In Phase 2, based on the learning in Phase 1, we will use similar, but contextually modified, methods guided by within-country data collection to validate/extrapolate the cost-effectiveness model in the other three sites (i.e. India, Nigeria and Mozambique).

Phase 3 will address Objectives 1b and 1c, once the final trial outcomes are analysed and available to run the cost-effectiveness analysis for all sites. In addition, it will address Objective 2c to inform health decision/policy makers about cost-effectiveness and budgetary implications.

Target population

Because pre-eclampsia is a pregnancy-related illness, this study will target pregnant women aged 15–49 years (except Mozambique where the eligibility age is 12–49 years), those recruited in the primary CLIP Trial in both intervention and control clusters.

Settings and duration

The sites for the CLIP Trial include local government areas of Ogun State, Nigeria; the Provinces of Gaza and Maputo in Mozambique; the districts of Matiari and Hyderabad in the Province of Sindh, Pakistan; and the Belgaum and Bagalkot districts in the State of Karnataka, India. The economic evaluation of CLIP will be a critical step to guide policy decisions for post-trial program scale-up in all of these selected countries.

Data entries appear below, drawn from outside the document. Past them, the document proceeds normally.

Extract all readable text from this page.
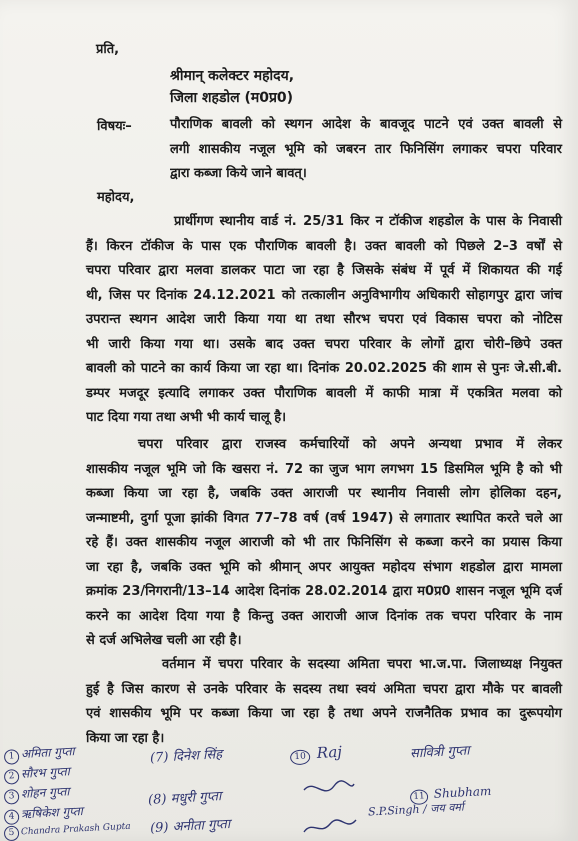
प्रति,
श्रीमान् कलेक्टर महोदय,
जिला शहडोल (म0प्र0)
विषयः–	पौराणिक बावली को स्थगन आदेश के बावजूद पाटने एवं उक्त बावली से
लगी शासकीय नजूल भूमि को जबरन तार फिनिसिंग लगाकर चपरा परिवार
द्वारा कब्जा किये जाने बावत्।
महोदय,
प्रार्थीगण स्थानीय वार्ड नं. 25/31 किर न टॉकीज शहडोल के पास के निवासी
हैं। किरन टॉकीज के पास एक पौराणिक बावली है। उक्त बावली को पिछले 2–3 वर्षों से
चपरा परिवार द्वारा मलवा डालकर पाटा जा रहा है जिसके संबंध में पूर्व में शिकायत की गई
थी, जिस पर दिनांक 24.12.2021 को तत्कालीन अनुविभागीय अधिकारी सोहागपुर द्वारा जांच
उपरान्त स्थगन आदेश जारी किया गया था तथा सौरभ चपरा एवं विकास चपरा को नोटिस
भी जारी किया गया था। उसके बाद उक्त चपरा परिवार के लोगों द्वारा चोरी–छिपे उक्त
बावली को पाटने का कार्य किया जा रहा था। दिनांक 20.02.2025 की शाम से पुनः जे.सी.बी.
डम्पर मजदूर इत्यादि लगाकर उक्त पौराणिक बावली में काफी मात्रा में एकत्रित मलवा को
पाट दिया गया तथा अभी भी कार्य चालू है।
चपरा परिवार द्वारा राजस्व कर्मचारियों को अपने अन्यथा प्रभाव में लेकर
शासकीय नजूल भूमि जो कि खसरा नं. 72 का जुज भाग लगभग 15 डिसमिल भूमि है को भी
कब्जा किया जा रहा है, जबकि उक्त आराजी पर स्थानीय निवासी लोग होलिका दहन,
जन्माष्टमी, दुर्गा पूजा झांकी विगत 77–78 वर्ष (वर्ष 1947) से लगातार स्थापित करते चले आ
रहे हैं। उक्त शासकीय नजूल आराजी को भी तार फिनिसिंग से कब्जा करने का प्रयास किया
जा रहा है, जबकि उक्त भूमि को श्रीमान् अपर आयुक्त महोदय संभाग शहडोल द्वारा मामला
क्रमांक 23/निगरानी/13–14 आदेश दिनांक 28.02.2014 द्वारा म0प्र0 शासन नजूल भूमि दर्ज
करने का आदेश दिया गया है किन्तु उक्त आराजी आज दिनांक तक चपरा परिवार के नाम
से दर्ज अभिलेख चली आ रही है।
वर्तमान में चपरा परिवार के सदस्या अमिता चपरा भा.ज.पा. जिलाध्यक्ष नियुक्त
हुई है जिस कारण से उनके परिवार के सदस्य तथा स्वयं अमिता चपरा द्वारा मौके पर बावली
एवं शासकीय भूमि पर कब्जा किया जा रहा है तथा अपने राजनैतिक प्रभाव का दुरूपयोग
किया जा रहा है।
1 अमिता गुप्ता
2 सौरभ गुप्ता
3 शोहन गुप्ता
4 ऋषिकेश गुप्ता
5 Chandra Prakash Gupta
(7) दिनेश सिंह
(8) मधुरी गुप्ता
(9) अनीता गुप्ता
10 Raj
11 Shubham
सावित्री गुप्ता
S.P.Singh / जय वर्मा
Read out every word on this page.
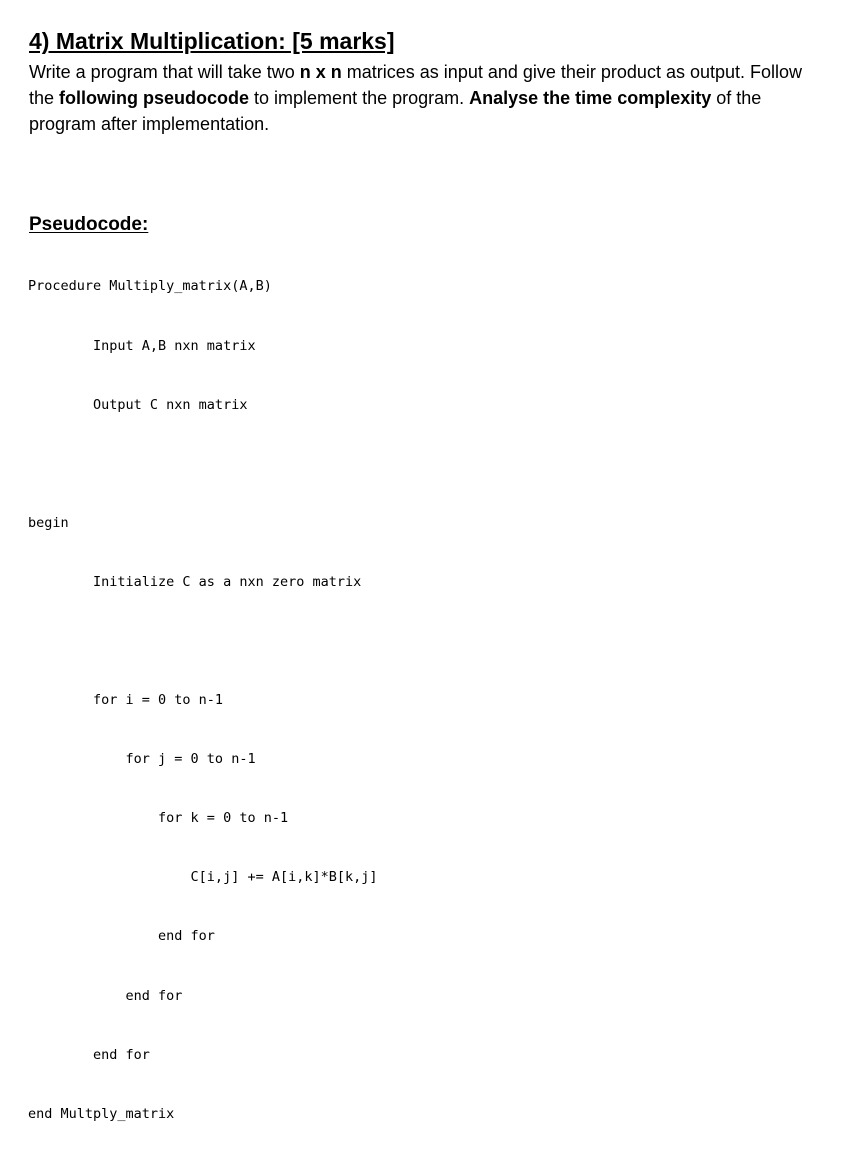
4) Matrix Multiplication: [5 marks]

Write a program that will take two n x n matrices as input and give their product as output. Follow the following pseudocode to implement the program. Analyse the time complexity of the program after implementation.

Pseudocode:

Procedure Multiply_matrix(A,B)

Input A,B nxn matrix

Output C nxn matrix

begin

Initialize C as a nxn zero matrix

for i = 0 to n-1

for j = 0 to n-1

for k = 0 to n-1

C[i,j] += A[i,k]*B[k,j]

end for

end for

end for

end Multply_matrix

The total duration of the proposed country-specific cost-effectiveness analysis will be 2 years (Sept 2015–Aug 2017) (please refer to Table 1). Phase 1 will commence in September 2015 and will include activities for cost calculation and qualitative assessments at one site. The data from phase 1 will be analysed by April 2016. Phase 2 will commence in May 2016 at the remaining three CLIP sites and shall be completed by December 2016. Finally, the country-specific CEA will be completed by June 2017, followed by report writing and result dissemination in August 2017.

Table 1

Project milestones (GANTT chart) for economic evaluation of the CLIP

2015	2016			2017
1–4 (Sep–Dec)	5–8 (Jan–Apr)	9–16 (May–Dec)		17–22 (Jan–June)	23–24 (Jul–Aug)
Phase I		Phase II		Phase III
Designing/Testing the costing model (Pakistan only)		Validation/Extrapolation of the costing model (India, Nigeria, and Mozambique)		Determining an evidence for economic impact of the CLIP (All four sites)
Field level planning; and conducting qualitative focus groups (FGs) and data analysis	Collecting costing data and data analysis	Conducting FGs; and collecting cost data	Data analysis and extrapolation of model	Generating country-specific cost-effectiveness models	Writing report; and conducting final result dissemination seminar
				-Calculating incremental cost per combined maternal/perinatal outcomes averted
		-Baseline survey for cost estimation
-FGs with community
-FGs with health providers -FGD with Policy makers community and health workers
			-Model validation
		-Collecting price list for health services
		-Review of district level cHCP budget
				-Calculating incremental cost per DALY gained.
				Country-specific budgetary analysis
		-FGs with community
	-Baseline survey for cost estimation
	-Collecting price list for health services
	-Review of district level cHCP budget
	-Designing/Testing the model
		-FGs with health providers
		-FGD with Policy makers

Study perspective

The CEA will be based on a societal perspective, accounting for both costs to healthcare system and cost to families of the pregnant women.

Designing the model: description of cost variables

The standardized ingredient approach [35], which involves gathering sufficient information about the quantities and unit cost of physical inputs needed in the intervention and control groups, will be used to calculate costs. This will include cost to the healthcare system and cost to the family.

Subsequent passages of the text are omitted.